Regional Forecasting of Fine Particulate Matter Concentrations: A Novel Hybrid Model Based on Principal Component Regression and EOF
Author(s) -
Wu Xianghua,
Xie Kang,
Liu Jane,
Liu Duanyang,
Zhou Jieqin,
Tang Lili
Publication year - 2021
Publication title -
earth and space science
Language(s) - English
Resource type - Journals
SCImago Journal Rank - 0.843
H-Index - 23
ISSN - 2333-5084
DOI - 10.1029/2021ea001694
Subject(s) - empirical orthogonal functions , principal component analysis , environmental science , air quality index , econometrics , variance (accounting) , regression , principal component regression , regression analysis , explained variation , statistics , computer science , meteorology , mathematics , geography , accounting , business
When many cities need quantitative forecasts of air quality to adjust industrial production plans and urbanization development, how to build an efficient forecast model remain a challenge.
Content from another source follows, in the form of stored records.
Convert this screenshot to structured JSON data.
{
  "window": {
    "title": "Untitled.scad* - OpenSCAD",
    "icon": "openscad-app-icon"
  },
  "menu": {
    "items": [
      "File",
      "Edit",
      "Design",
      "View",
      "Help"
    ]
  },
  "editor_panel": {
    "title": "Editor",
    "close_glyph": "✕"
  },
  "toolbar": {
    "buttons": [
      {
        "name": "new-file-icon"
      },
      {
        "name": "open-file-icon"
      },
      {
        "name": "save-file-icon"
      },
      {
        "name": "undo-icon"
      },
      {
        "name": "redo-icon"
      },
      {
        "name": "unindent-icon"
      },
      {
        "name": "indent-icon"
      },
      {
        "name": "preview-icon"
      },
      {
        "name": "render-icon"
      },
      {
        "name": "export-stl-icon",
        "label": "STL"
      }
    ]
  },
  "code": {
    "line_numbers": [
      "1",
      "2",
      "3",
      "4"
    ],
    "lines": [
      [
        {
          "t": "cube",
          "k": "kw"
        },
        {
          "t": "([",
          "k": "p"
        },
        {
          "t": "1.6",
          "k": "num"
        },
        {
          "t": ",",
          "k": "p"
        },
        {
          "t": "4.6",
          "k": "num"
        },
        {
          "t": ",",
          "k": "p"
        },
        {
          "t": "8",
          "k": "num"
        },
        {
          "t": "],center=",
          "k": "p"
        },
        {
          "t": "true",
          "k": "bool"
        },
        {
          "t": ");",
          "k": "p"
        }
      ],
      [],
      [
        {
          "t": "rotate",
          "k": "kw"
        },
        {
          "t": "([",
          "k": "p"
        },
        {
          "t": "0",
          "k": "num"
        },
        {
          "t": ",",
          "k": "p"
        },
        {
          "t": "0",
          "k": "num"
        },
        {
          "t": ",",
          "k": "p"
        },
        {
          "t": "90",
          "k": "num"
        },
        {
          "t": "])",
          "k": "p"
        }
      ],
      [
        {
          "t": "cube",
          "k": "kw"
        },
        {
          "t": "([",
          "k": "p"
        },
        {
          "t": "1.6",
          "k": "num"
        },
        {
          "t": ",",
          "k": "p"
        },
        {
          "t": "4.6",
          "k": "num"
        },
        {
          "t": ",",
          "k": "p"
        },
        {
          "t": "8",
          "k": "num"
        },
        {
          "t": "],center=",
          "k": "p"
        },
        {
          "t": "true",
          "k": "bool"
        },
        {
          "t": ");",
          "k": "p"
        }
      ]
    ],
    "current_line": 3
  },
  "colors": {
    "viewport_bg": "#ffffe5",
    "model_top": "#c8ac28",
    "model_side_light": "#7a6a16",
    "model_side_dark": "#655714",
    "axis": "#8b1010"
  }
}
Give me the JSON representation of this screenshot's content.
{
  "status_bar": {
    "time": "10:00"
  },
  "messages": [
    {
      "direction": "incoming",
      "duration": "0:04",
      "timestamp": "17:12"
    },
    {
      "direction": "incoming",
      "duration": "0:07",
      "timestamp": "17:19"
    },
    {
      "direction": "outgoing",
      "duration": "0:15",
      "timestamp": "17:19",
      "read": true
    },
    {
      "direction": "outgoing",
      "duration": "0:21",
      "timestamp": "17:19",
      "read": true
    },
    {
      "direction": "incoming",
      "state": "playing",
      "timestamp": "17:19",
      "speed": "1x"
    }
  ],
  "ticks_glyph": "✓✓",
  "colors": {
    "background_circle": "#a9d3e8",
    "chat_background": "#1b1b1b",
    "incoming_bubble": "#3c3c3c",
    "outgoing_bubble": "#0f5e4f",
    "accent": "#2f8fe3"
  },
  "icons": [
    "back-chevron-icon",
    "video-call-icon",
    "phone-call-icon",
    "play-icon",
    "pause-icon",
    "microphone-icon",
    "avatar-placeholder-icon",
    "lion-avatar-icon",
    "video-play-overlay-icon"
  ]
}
Methodology for quantitative prediction of air quality can no longer rely on single‐site observations, and thus approaches that require fewer input data and are more efficient and more reliable need to be explored. This paper proposes the principles and steps of a new model using the empirical orthogonal function (EOF) and principal component regression (PCR), which is a hybrid EOF‐PCR approach that decomposes the panel data of PM 2.5 and predictors into spatial structures (EOFs) and time expansion coefficients (ECs) by EOF analysis, establishes the PCR of the ECs of PM 2.5 , and simulates the PM 2.5 concentrations in each city by projecting the fitted ECs through EOFs. The very heart of the new model is the PCR modeling and projection. The results are presented for PM 2.5 concentrations over Jiangsu Province in eastern China. The results show that this EOF‐PCR model, which is based on EC1s with a cumulative variance contribution rate above 90%, has an average prediction accuracy of 65%. The model performs best in spring and autumn, better in summer and worst in winter. Most predictors have a maximum lag of a week, and they are quite different among seasons. Considering the influence of the spatial distributions of predictors, rather than covariates at a single site, this model can reflect regional influences and effectively improve the simulation effect.